FIG. 7.

Model describing the roles of H. pylori urease activity in the cytoplasmic and surface-associated compartments. H. pylori urease activity exhibits a pH optimum of 8.3. Free urease is rapidly inactivated by exposure to pH <5 (2, 39) and likely does not contribute to acid resistance. (A) Most of the early-logarithmic-phase and some late-logarithmic-phase H. pylori cells contain cytoplasmic urease exclusively, with no surface-associated urease (38). H. pylori cells exhibiting cytoplasmic urease activity only are also generated by inhibition of surface-associated urease with 1 μM flurofamide (38).

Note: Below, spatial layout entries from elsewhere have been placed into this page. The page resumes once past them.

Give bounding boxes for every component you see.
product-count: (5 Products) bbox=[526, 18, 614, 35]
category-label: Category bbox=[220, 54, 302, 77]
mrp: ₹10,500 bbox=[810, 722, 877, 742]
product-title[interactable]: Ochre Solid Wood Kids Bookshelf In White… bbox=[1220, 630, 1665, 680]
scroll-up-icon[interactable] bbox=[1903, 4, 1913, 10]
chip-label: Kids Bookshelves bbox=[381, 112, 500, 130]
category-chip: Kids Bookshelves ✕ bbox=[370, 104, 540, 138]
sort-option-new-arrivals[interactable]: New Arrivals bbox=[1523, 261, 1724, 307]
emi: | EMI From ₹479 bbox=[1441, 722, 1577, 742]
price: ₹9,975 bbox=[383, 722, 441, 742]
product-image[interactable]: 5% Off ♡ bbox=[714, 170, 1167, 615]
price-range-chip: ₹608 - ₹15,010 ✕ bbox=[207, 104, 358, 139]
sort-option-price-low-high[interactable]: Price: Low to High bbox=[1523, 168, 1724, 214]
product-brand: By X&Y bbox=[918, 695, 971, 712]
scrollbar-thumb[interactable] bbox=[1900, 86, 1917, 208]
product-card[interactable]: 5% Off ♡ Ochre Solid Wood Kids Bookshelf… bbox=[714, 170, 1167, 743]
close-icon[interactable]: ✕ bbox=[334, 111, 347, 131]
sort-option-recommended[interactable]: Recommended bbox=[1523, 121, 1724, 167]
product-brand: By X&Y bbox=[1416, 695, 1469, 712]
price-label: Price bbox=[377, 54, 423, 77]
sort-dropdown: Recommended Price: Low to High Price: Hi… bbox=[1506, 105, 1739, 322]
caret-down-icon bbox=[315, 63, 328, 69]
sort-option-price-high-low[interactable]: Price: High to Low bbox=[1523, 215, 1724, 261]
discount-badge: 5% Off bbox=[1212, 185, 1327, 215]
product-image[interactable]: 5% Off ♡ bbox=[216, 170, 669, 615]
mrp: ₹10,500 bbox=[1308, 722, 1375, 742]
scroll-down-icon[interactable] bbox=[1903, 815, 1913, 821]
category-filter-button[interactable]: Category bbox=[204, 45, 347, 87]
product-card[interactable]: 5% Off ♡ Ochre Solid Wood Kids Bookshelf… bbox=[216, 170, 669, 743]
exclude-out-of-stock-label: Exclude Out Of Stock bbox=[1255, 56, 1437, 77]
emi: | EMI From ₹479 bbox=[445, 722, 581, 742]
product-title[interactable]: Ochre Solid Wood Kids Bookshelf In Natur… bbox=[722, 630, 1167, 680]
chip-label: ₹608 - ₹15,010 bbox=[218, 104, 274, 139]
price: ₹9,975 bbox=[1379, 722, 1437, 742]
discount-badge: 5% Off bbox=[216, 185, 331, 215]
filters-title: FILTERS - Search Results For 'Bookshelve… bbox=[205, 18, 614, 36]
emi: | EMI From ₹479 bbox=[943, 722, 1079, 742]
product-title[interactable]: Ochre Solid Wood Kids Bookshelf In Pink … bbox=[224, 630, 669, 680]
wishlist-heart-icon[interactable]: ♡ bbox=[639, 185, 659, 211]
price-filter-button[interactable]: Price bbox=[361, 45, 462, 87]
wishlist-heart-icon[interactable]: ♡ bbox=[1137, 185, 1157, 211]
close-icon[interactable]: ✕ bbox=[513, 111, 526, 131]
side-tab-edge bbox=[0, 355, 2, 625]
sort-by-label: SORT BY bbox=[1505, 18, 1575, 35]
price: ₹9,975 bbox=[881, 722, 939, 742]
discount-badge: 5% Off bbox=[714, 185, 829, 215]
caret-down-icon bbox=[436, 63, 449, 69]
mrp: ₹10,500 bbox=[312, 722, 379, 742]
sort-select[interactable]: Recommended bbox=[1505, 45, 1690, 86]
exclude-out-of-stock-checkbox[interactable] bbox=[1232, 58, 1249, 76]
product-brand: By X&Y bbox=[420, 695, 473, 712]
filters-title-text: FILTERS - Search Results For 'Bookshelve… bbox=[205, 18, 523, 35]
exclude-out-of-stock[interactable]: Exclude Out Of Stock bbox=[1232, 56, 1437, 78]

The cytoplasmic urease degrades urea to produce ammonia, which may be exported but is not sufficient to permit survival at pH 2 for 30 min. (B) In the late logarithmic phase of growth, H. pylori possesses both cytoplasmic and surface-associated urease activity (38), allowing quantitatively more urease activity per bacterium. The surface-associated urease activity is sensitive to flurofamide (38), a poorly diffusible urease inhibitor, and is protected from external low pH due to its association with the molecular chaperonin HspB (heat shock protein B, a groEL homolog) at the cell surface. Rapid external hydrolysis of urea helps to prevent entry of H⁺ into the bacterial cytoplasm, therefore maintaining neutral-to-alkaline cytoplasmic pH and allowing full urease activity in the cytoplasmic compartment. Internal urease in the absence of external urease is unable to maintain a neutral-to-alkaline cytoplasmic pH for optimum urease activity. It is important to note that the observations presented above are valid for an external pH of 2.0. It remains to be determined whether cytoplasmic urease alone is sufficient to allow survival of H. pylori at a higher external pH (3 to 5).